"Well, Ann, now who's this quilt for?" The girl bridled and tossed her head until her rough hair stood on end; her dull skin and phlegmatic temperament made blushing an impossibility. Mrs. White broke in with boisterous good humor:
"Oh, Ann knows who it's fer all right enough; it's a poor hen can't scratch fer one chick, and that's all Sam and me has got—one apiece—Ann and Bing. Ann's got eight quilts all pieced now; this is the album pattern. When I finish this, I'm going to work on a 'Rising Sun' and—show Mrs. Deans that lace you made fer pilly cases, Ann."
Ann went to obey.
"She's so set on them things," continued her mother in an undertone, with many nods and headshakings; "so set on 'em. It's really wonderful; it makes me real nervous sometimes. There was Sarah—my cousin twice removed by marriage on Sam's side—and when she had consumpting, nothing would do but she must have a boughten feather; time and time again I argued with her, but never to no account—a boughten feather she would have, and being near the end, and being the only one the Clem Whiteses had, why they took to it that they'd humor her. So one day off Clem started and got the feather; he went to a millingnery store, and he says, says he, 'If the feather don't suit the lady—if it ain't becomin,' he said, for the clerk looked up sharp; 'If it ain't becomin,' Clem said, being always one to use fine language, 'if it ain't becomin,' I'll bring it back and change it for something else.'
"So he took the feather home, and three days after Sarah died, real reconciled 'cause she'd got the feather; they was real afraid she'd ask them to bury it with her, she thought so much of it, but they'd head her off if they thought she was going to speak of it, and remind her her end was near, which didn't make her enjoy the feather any the less, but just made her say less about it. Well, when the end came, it came suddent and she had no time to ask any promises; but she held on to it and when they drawed the pilly away, she still had it in her hand; well, her mother took it back to the millingnery store and got a whole black bunnit for the price of that feather. It's terrible what they do ask for them; they say Sam Warner's wife had more than an idea of getting one in the city when they went down to sell the wool, but I guess she thought that would be just a little more than his people would stand, and give up the idea—but pshaw! I wouldn't be surprised any day to see her with a feather; she's bought buttoned shoes for that young one of hers; why, my land! our Ann never had a pair of buttoned shoes till long after she had spoke in after-meeting.

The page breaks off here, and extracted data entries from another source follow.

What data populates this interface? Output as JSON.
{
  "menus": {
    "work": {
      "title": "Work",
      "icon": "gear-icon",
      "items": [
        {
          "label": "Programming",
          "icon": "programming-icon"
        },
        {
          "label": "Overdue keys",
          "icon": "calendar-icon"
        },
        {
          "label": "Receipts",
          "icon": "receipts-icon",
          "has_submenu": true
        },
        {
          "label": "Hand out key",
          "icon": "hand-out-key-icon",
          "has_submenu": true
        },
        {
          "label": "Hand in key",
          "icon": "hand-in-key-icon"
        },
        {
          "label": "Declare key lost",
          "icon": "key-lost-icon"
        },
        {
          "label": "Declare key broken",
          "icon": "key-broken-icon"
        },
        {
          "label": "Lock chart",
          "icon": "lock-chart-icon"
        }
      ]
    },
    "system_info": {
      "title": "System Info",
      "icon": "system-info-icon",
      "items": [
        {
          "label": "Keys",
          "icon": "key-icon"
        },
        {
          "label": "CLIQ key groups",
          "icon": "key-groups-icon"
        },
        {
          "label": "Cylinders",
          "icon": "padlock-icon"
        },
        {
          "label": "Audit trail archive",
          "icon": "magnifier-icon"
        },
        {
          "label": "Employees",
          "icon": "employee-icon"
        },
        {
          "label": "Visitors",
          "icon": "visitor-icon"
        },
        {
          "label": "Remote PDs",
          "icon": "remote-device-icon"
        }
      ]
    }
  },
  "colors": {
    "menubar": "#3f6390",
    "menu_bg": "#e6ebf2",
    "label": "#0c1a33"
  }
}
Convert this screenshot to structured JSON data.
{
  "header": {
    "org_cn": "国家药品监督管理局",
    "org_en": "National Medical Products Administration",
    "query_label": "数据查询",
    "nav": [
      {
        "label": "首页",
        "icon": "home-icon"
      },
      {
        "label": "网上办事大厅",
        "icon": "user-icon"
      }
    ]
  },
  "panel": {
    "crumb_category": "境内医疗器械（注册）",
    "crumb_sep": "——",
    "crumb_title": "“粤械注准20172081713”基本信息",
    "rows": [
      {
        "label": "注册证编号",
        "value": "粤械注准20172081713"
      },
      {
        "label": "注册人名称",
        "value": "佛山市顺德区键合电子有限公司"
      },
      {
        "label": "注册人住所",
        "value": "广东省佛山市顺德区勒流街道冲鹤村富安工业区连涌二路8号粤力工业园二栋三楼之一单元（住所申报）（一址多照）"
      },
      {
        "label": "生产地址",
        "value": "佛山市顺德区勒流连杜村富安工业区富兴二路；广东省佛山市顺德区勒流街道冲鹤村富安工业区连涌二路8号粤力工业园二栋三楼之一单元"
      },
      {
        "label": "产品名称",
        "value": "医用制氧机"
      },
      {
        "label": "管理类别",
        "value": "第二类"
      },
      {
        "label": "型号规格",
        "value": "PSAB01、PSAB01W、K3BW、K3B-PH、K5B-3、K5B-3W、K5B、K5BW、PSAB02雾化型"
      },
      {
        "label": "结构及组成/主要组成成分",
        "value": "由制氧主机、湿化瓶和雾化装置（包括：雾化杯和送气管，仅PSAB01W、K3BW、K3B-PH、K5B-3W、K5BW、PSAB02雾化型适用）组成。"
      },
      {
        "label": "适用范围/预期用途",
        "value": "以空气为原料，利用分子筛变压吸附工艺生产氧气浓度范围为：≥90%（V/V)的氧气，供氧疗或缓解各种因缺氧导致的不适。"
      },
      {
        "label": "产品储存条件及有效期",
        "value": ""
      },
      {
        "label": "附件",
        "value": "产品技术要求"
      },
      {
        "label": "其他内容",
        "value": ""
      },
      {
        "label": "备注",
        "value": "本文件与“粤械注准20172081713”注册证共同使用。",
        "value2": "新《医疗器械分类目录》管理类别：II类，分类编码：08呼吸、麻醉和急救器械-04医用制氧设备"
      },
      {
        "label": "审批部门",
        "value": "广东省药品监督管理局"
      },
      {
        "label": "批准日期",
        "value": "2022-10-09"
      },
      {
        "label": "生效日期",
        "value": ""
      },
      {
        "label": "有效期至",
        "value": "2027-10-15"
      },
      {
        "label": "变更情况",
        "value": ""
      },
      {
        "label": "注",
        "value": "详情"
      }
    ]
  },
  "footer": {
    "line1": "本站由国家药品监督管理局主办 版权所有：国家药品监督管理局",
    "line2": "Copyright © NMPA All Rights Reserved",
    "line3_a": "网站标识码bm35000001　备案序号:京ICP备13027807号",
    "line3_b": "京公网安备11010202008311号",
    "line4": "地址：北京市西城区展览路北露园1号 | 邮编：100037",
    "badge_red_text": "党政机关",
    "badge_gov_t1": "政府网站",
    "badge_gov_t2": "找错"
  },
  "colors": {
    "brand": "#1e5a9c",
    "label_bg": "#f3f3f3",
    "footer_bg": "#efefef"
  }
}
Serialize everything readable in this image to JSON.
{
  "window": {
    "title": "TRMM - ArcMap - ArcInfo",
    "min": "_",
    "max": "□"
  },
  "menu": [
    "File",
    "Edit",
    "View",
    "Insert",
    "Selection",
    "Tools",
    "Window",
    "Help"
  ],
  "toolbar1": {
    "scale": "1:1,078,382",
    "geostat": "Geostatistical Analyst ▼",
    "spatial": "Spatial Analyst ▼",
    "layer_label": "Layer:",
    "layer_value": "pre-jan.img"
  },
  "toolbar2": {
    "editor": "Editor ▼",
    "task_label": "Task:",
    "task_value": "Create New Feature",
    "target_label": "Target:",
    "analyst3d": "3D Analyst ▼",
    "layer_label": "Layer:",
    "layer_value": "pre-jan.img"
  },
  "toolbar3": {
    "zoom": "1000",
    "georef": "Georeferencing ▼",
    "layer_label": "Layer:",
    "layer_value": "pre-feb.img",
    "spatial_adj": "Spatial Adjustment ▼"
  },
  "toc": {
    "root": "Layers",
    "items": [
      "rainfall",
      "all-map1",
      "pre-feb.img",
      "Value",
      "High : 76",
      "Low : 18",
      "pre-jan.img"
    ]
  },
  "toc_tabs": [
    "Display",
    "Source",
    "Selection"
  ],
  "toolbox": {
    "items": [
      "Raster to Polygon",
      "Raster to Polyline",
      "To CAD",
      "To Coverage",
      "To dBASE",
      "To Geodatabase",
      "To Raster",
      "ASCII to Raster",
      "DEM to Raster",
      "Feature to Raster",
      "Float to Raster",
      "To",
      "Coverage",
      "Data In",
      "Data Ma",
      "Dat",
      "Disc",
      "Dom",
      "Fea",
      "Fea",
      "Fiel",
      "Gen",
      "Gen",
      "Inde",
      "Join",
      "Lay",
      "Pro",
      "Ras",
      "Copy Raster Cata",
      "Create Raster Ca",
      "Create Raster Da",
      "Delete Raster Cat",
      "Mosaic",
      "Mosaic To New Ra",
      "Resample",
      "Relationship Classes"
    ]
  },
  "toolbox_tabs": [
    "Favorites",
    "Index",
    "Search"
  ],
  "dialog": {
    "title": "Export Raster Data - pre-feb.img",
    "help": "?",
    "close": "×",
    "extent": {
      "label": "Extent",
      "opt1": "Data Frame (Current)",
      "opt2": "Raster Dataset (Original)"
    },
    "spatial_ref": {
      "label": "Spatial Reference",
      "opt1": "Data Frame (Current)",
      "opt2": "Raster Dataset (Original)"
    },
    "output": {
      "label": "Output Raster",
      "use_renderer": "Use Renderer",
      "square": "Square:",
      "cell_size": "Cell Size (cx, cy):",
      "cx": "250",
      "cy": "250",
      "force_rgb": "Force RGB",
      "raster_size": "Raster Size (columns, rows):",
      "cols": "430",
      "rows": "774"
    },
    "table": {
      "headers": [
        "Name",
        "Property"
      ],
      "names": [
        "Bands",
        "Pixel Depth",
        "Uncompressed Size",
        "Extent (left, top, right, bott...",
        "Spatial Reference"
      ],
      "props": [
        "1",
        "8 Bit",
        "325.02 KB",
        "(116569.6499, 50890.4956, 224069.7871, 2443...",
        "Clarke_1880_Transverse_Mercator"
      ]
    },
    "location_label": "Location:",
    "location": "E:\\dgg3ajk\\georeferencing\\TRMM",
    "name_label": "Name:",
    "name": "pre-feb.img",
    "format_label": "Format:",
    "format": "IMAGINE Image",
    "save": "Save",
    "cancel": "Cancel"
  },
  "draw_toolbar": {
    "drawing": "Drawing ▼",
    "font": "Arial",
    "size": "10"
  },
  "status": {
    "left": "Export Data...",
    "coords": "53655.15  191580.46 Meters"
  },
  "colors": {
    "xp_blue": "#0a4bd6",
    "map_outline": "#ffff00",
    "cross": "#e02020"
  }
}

"But Ann's so set on them things, it fairly makes me wonder if it ain't a warning that she'll be cut down. You know how 'tis with us all, Jane, 'the flower fadeth.'" Here Ann returned with various rolls of crochet trimming for Mrs. Deans to see; she unpinned the ends, extended them upon her black apron, and waited the praise she deserved. Mrs. Deans gave it liberally, but did not fail to describe the work she had seen at Mrs. Wilson's, left there by one of her market customers who came out to spend the day. Mrs. Deans described this production in such marvellous terms that Ann gathered up her treasures quite sadly, and as she pinned up each fat little roll wondered if by any possibility she could get the pattern.
Ann sat down to a tidy of intricate design—her mother babbled on about Bing and Ann, and her chickens and her garden; Mrs. Deans felt irritated. The door of the sitting-room opened upon the veranda; it was flung wide open, and held back by a cloth-covered brick, and the sunshine streamed gloriously across the gaudy mats.
Mrs. White was flowery of speech, being much given to the quoting of Scripture and apt to indulge in poetical similes drawn from the poetry of Mrs. Hemans, as used in the school-books. She was herself a poet of wide local repute, having composed the epitaph for a son lost in babyhood; engraved upon his tombstone it read:
"Good-by, young William Henry White,—
The fever took you from me quite.
The time has come for us to sever;
But, William Henry, not forever."
Mrs. White wore her hair, still dark and abundant, in rows of curls. It was only after Ann grew up that she discarded the blue ribbon she had affected since her own girlhood.